Deel dit artikel
-

2020: Big Tech in de vuurlinie

2020 was het jaar waarin het geduld met Big Tech opraakte. De topmannen van deze bedrijven moesten zich op Amerikaanse hoorzittingen verantwoorden en er zijn onderzoeken gestart naar machtsmisbruik in zowel Europa als de VS.  En als het aan 46 Amerikaanse staten en de FTC ligt, wordt Facebook opgeknipt.

Zomer 2020 kondigde de Europese Commissie formele onderzoeken aan naar de App Store en Apple Pay. Eurocommissaris Margrethe Vestager sprak over Apple als ‘poortwachter’. Het bedrijf is eigenaar van het ecosysteem én uitbater van Apple Music en Apple Books.
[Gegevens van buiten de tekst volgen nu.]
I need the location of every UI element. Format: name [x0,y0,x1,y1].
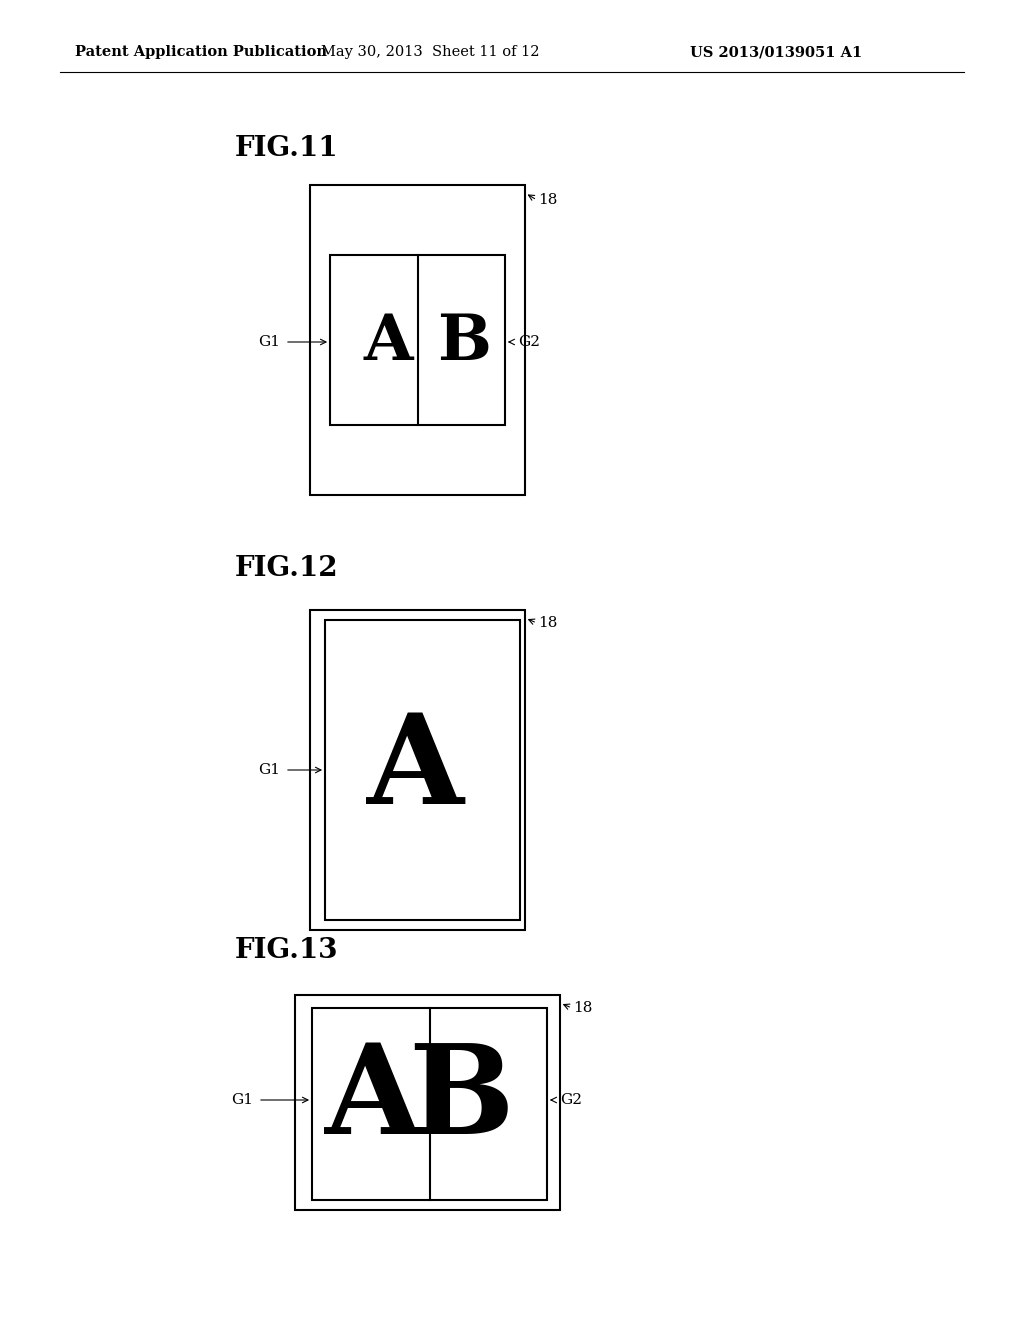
Text: US 2013/0139051 A1: US 2013/0139051 A1 [690,45,862,59]
Text: FIG.13: FIG.13 [234,936,339,964]
Text: G1: G1 [258,763,280,777]
Text: A: A [364,312,413,372]
Text: 18: 18 [538,616,557,630]
Text: FIG.11: FIG.11 [234,135,339,161]
Bar [310,610,525,931]
Text: G1: G1 [231,1093,253,1107]
Bar [312,1008,547,1200]
Text: A: A [325,1040,422,1160]
Text: Patent Application Publication: Patent Application Publication [75,45,327,59]
Text: 18: 18 [538,193,557,207]
Text: G1: G1 [258,335,280,348]
Text: FIG.12: FIG.12 [234,554,339,582]
Bar [325,620,520,920]
Bar [310,185,525,495]
Text: 18: 18 [573,1001,592,1015]
Text: G2: G2 [518,335,540,348]
Text: B: B [409,1040,514,1160]
Text: May 30, 2013  Sheet 11 of 12: May 30, 2013 Sheet 11 of 12 [321,45,540,59]
Text: B: B [437,312,490,372]
Bar [295,995,560,1210]
Text: G2: G2 [560,1093,582,1107]
Text: A: A [367,710,464,830]
Bar [330,255,505,425]
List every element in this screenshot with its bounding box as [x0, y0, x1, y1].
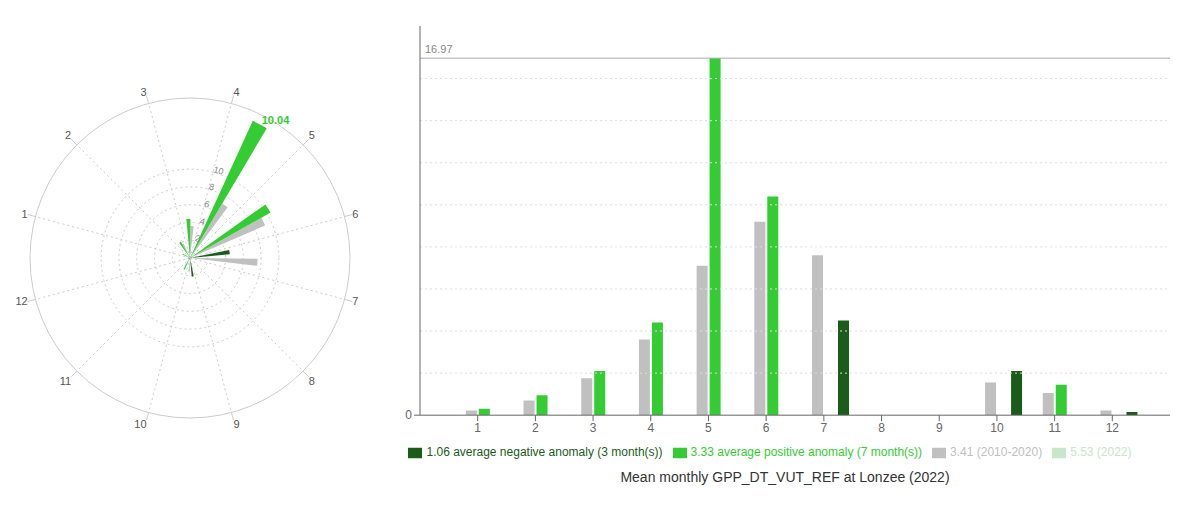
svg-text:5: 5 [705, 421, 712, 435]
html-text:1.06 average negative anomaly: 1.06 average negative anomaly (3 month(s… [426, 445, 663, 460]
html-text:5.53 (2022): 5.53 (2022) [1070, 445, 1132, 460]
html-text:3.33 average positive anomaly: 3.33 average positive anomaly (7 month(s… [690, 445, 923, 460]
svg-text:4: 4 [233, 86, 239, 98]
svg-text:9: 9 [233, 418, 239, 430]
svg-text:9: 9 [936, 421, 943, 435]
svg-text:4: 4 [647, 421, 654, 435]
svg-text:2: 2 [532, 421, 539, 435]
svg-text:10: 10 [990, 421, 1004, 435]
svg-text:3: 3 [140, 86, 146, 98]
svg-text:8: 8 [309, 375, 315, 387]
svg-text:4: 4 [199, 216, 206, 227]
svg-text:10: 10 [212, 164, 224, 176]
svg-text:3: 3 [590, 421, 597, 435]
svg-text:10.04: 10.04 [262, 114, 290, 126]
svg-text:10: 10 [134, 418, 146, 430]
svg-text:5: 5 [309, 129, 315, 141]
svg-text:12: 12 [1106, 421, 1120, 435]
svg-text:6: 6 [352, 208, 358, 220]
svg-text:7: 7 [352, 295, 358, 307]
svg-text:11: 11 [60, 375, 71, 387]
svg-text:6: 6 [203, 199, 210, 210]
svg-text:6: 6 [763, 421, 770, 435]
svg-text:2: 2 [65, 129, 71, 141]
svg-text:8: 8 [208, 182, 215, 193]
svg-text:7: 7 [821, 421, 828, 435]
html-text:Mean monthly GPP_DT_VUT_REF at: Mean monthly GPP_DT_VUT_REF at Lonzee (2… [620, 469, 950, 485]
svg-text:0: 0 [405, 408, 412, 422]
svg-text:8: 8 [878, 421, 885, 435]
svg-text:2: 2 [194, 233, 201, 244]
html-text:3.41 (2010-2020): 3.41 (2010-2020) [950, 445, 1043, 460]
svg-text:1: 1 [22, 208, 28, 220]
svg-text:12: 12 [15, 295, 27, 307]
svg-text:16.97: 16.97 [425, 43, 453, 55]
svg-text:1: 1 [474, 421, 481, 435]
svg-text:11: 11 [1048, 421, 1061, 435]
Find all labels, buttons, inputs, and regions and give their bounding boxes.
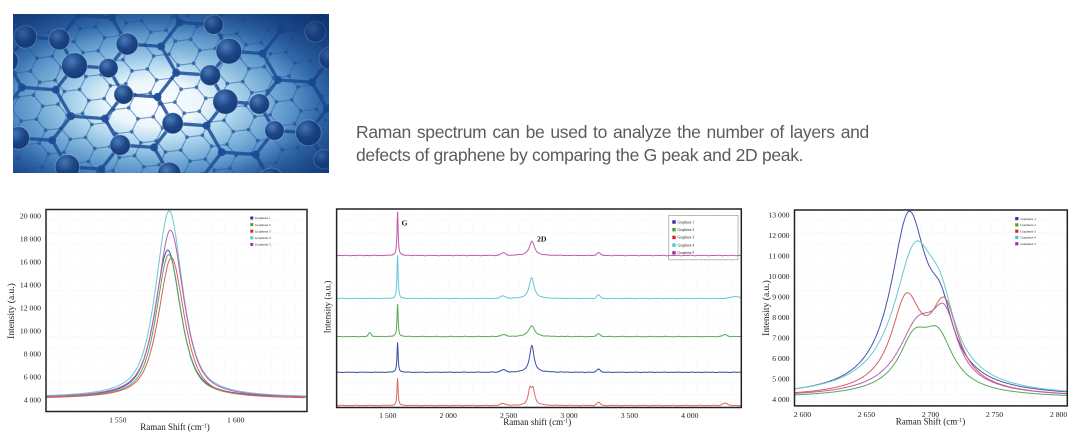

Een dubbele rol, waarover bedrijven als Facebook en Microsoft steeds nadrukkelijker klagen.

Apple reageerde teleurgesteld op het onderzoek op basis van wat het bedrijf noemt ‘ongefundeerde klachten van een handvol ondernemingen die voor een dubbeltje op de eerste rang willen zitten’.

Toch kan het nauwelijks toeval zijn dat Apple een nieuw partnerprogramma lanceert (per 1 januari 2021) om onafhankelijke ontwikkelaars ‘te laten groeien met de volgende generatie innovatieve apps in de App Store’. Zij hoeven over de verkoop van hun apps of diensten binnen die apps nog maar 15 procent af te dragen in plaats van de dertig procent die nu gehanteerd wordt. Voorwaarde is wel dat ze minder dan 1 miljoen dollar hebben verdiend in het afgelopen kalenderjaar.

Er was ook positief nieuws voor Apple: het bedrijf hoefde de miljardenboete die was opgelegd door de Europese Commissie vanwege vermeende belastingontduiking niet te betalen. Ierland gaf Apple een speciale fiscale behandeling, die andere bedrijven niet kregen.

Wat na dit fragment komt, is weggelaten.